Pipe use and smoking is increasing in the Middle East, but new research shows this habit is bad for your heart.

While westerners are already too aware of the dangers of smoking, the Middle East culture has a long way to go in education and smoking laws. In some countries, such as Iraq, more and more youths are becoming addicted to the very dangerous hookah pipe. Heavy smoking is grounds for getting a divorce according to some muftis; and some new research is in that may make you butt out for good: a new Tel Aviv University study proves that smoking cessation significantly increases heart health later in life.

The researchers found that quitting smoking after a heart attack has about the same positive effect as other major interventions such as lipid-lowering agents like statins or more invasive procedures and the study results were reported in the Journal of the American College of Cardiology.

“It’s really the most broad and eye-opening study of its kind,” says Dr. Yariv Gerber of from the Sackler School of Medicine at Tel Aviv University. “Smoking really decreases your life expectancy after a heart attack. Those who have never smoked have a 43% lower risk of succumbing after a heart attack, compared to the persistent smoker.”

Even those with a history of smoking can see their risk sharply decline once they give up the habit. “We found that people who quit smoking after their first heart attack had a 37% lower risk of dying from another, compared to those who continued to smoke,” Dr. Gerber can conclude.

In the study, the researchers looked at data on more than 1,500 patients, 65 years old or less, who were discharged from hospitals in 1992 and 1993 in central Israel, all after their first acute myocardial infarction. At the time of their first heart attack, 27% of the men in the study had never smoked, some 20% reported being former smokers, while more than half admitted to being current smokers.
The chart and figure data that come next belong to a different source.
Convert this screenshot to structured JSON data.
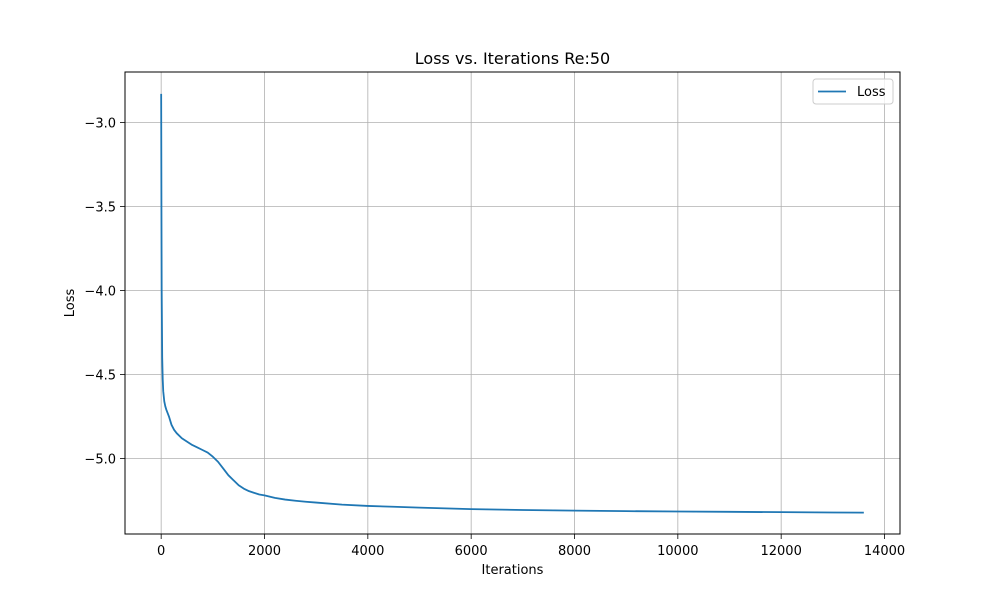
{
  "chart_data": {
    "type": "line",
    "title": "Loss vs. Iterations Re:50",
    "xlabel": "Iterations",
    "ylabel": "Loss",
    "xlim": [
      -700,
      14300
    ],
    "ylim": [
      -5.45,
      -2.7
    ],
    "xticks": [
      0,
      2000,
      4000,
      6000,
      8000,
      10000,
      12000,
      14000
    ],
    "xtick_labels": [
      "0",
      "2000",
      "4000",
      "6000",
      "8000",
      "10000",
      "12000",
      "14000"
    ],
    "yticks": [
      -3.0,
      -3.5,
      -4.0,
      -4.5,
      -5.0
    ],
    "ytick_labels": [
      "−3.0",
      "−3.5",
      "−4.0",
      "−4.5",
      "−5.0"
    ],
    "grid": true,
    "legend_position": "top-right",
    "series_color": "#1f77b4",
    "series": [
      {
        "name": "Loss",
        "x": [
          0,
          5,
          10,
          20,
          30,
          40,
          60,
          80,
          100,
          150,
          200,
          250,
          300,
          400,
          500,
          600,
          700,
          800,
          900,
          1000,
          1100,
          1200,
          1300,
          1400,
          1500,
          1600,
          1700,
          1800,
          1900,
          2000,
          2200,
          2400,
          2600,
          2800,
          3000,
          3500,
          4000,
          4500,
          5000,
          6000,
          7000,
          8000,
          9000,
          10000,
          11000,
          12000,
          13000,
          13600
        ],
        "y": [
          -2.83,
          -3.5,
          -4.0,
          -4.4,
          -4.53,
          -4.6,
          -4.66,
          -4.69,
          -4.71,
          -4.75,
          -4.8,
          -4.83,
          -4.85,
          -4.88,
          -4.9,
          -4.92,
          -4.935,
          -4.95,
          -4.965,
          -4.99,
          -5.02,
          -5.06,
          -5.1,
          -5.13,
          -5.16,
          -5.18,
          -5.195,
          -5.205,
          -5.215,
          -5.22,
          -5.235,
          -5.245,
          -5.252,
          -5.258,
          -5.263,
          -5.275,
          -5.283,
          -5.288,
          -5.293,
          -5.302,
          -5.307,
          -5.311,
          -5.314,
          -5.316,
          -5.318,
          -5.32,
          -5.322,
          -5.323
        ]
      }
    ]
  }
}
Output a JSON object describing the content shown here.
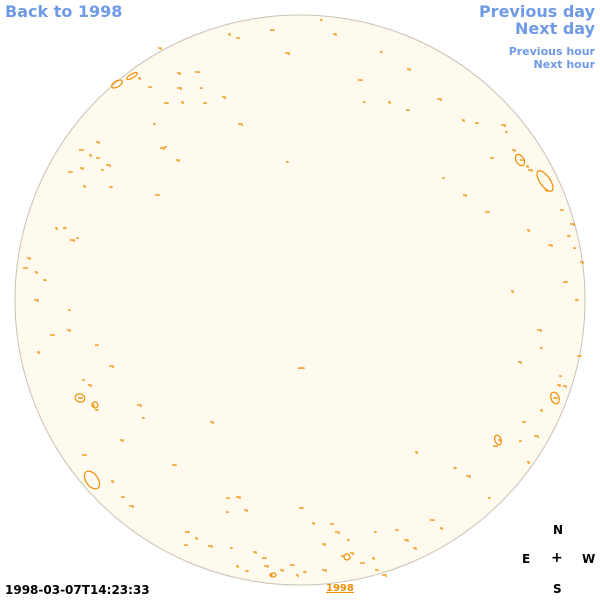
{
  "nav": {
    "back": "Back to 1998",
    "previous_day": "Previous day",
    "next_day": "Next day",
    "previous_hour": "Previous hour",
    "next_hour": "Next hour"
  },
  "timestamp": "1998-03-07T14:23:33",
  "year_link": "1998",
  "compass": {
    "north": "N",
    "east": "E",
    "center": "+",
    "west": "W",
    "south": "S"
  },
  "colors": {
    "disk_fill": "#fffaee",
    "disk_stroke": "#c9c2b4",
    "contour": "#f08c00",
    "link": "#6f9ae6"
  }
}
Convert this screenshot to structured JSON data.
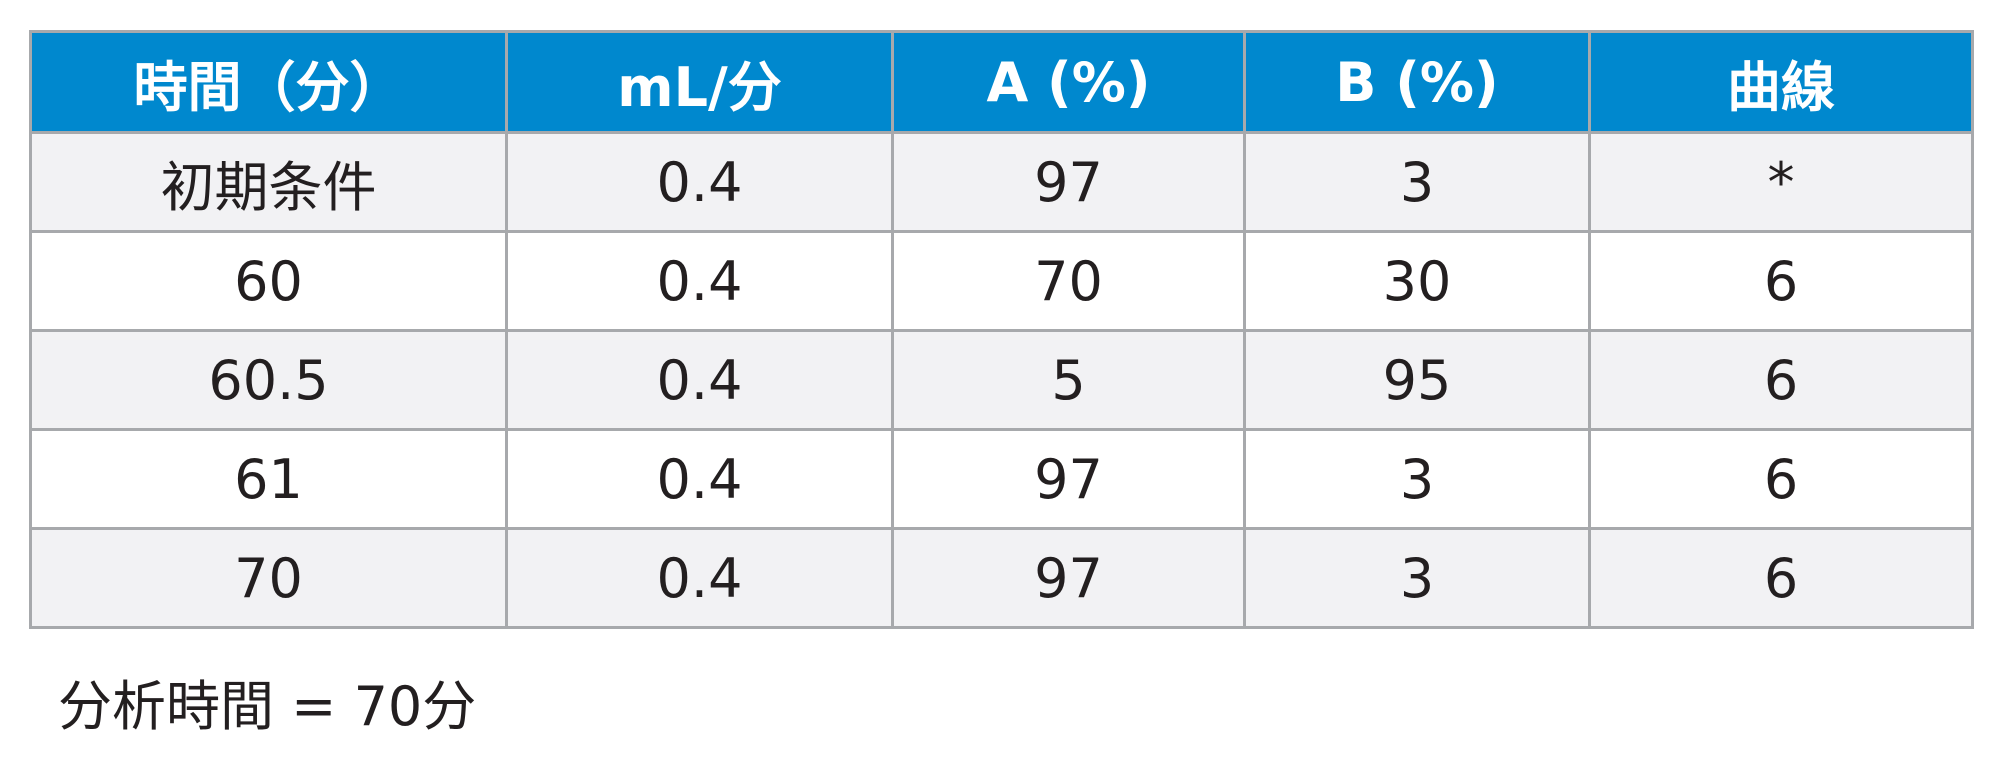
{
  "table": {
    "headers": [
      "時間（分）",
      "mL/分",
      "A (%)",
      "B (%)",
      "曲線"
    ],
    "rows": [
      [
        "初期条件",
        "0.4",
        "97",
        "3",
        "*"
      ],
      [
        "60",
        "0.4",
        "70",
        "30",
        "6"
      ],
      [
        "60.5",
        "0.4",
        "5",
        "95",
        "6"
      ],
      [
        "61",
        "0.4",
        "97",
        "3",
        "6"
      ],
      [
        "70",
        "0.4",
        "97",
        "3",
        "6"
      ]
    ]
  },
  "footnote": "分析時間 = 70分",
  "colors": {
    "header_background": "#0088ce",
    "header_text": "#ffffff",
    "row_shaded": "#f2f2f4",
    "row_plain": "#ffffff",
    "grid_line": "#a7a9ac"
  }
}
Those who quit smoking before the first heart attack had a 50% lower mortality rate, while those who quit after their heart attack lowered that rate by a whopping 37% compared with those who continued to smoke.

By cutting their habit by only five cigarettes a day, a smoker might see the likelihood of dying within the next 13 years decrease by 18%. The researchers caution, however, that continuing to smoke still carries the risks of cancer and lung disease, and doctors should urge that their patients quit entirely.

“The burden of heart disease on our healthcare system is enormous. The overall impact of smoking on heart attacks and cardiac mortality is therefore much more significant than its impact on lung cancer,” says Dr. Gerber. “The effect of smoking on heart health is actually a much bigger public health threat, and most people are not aware of this.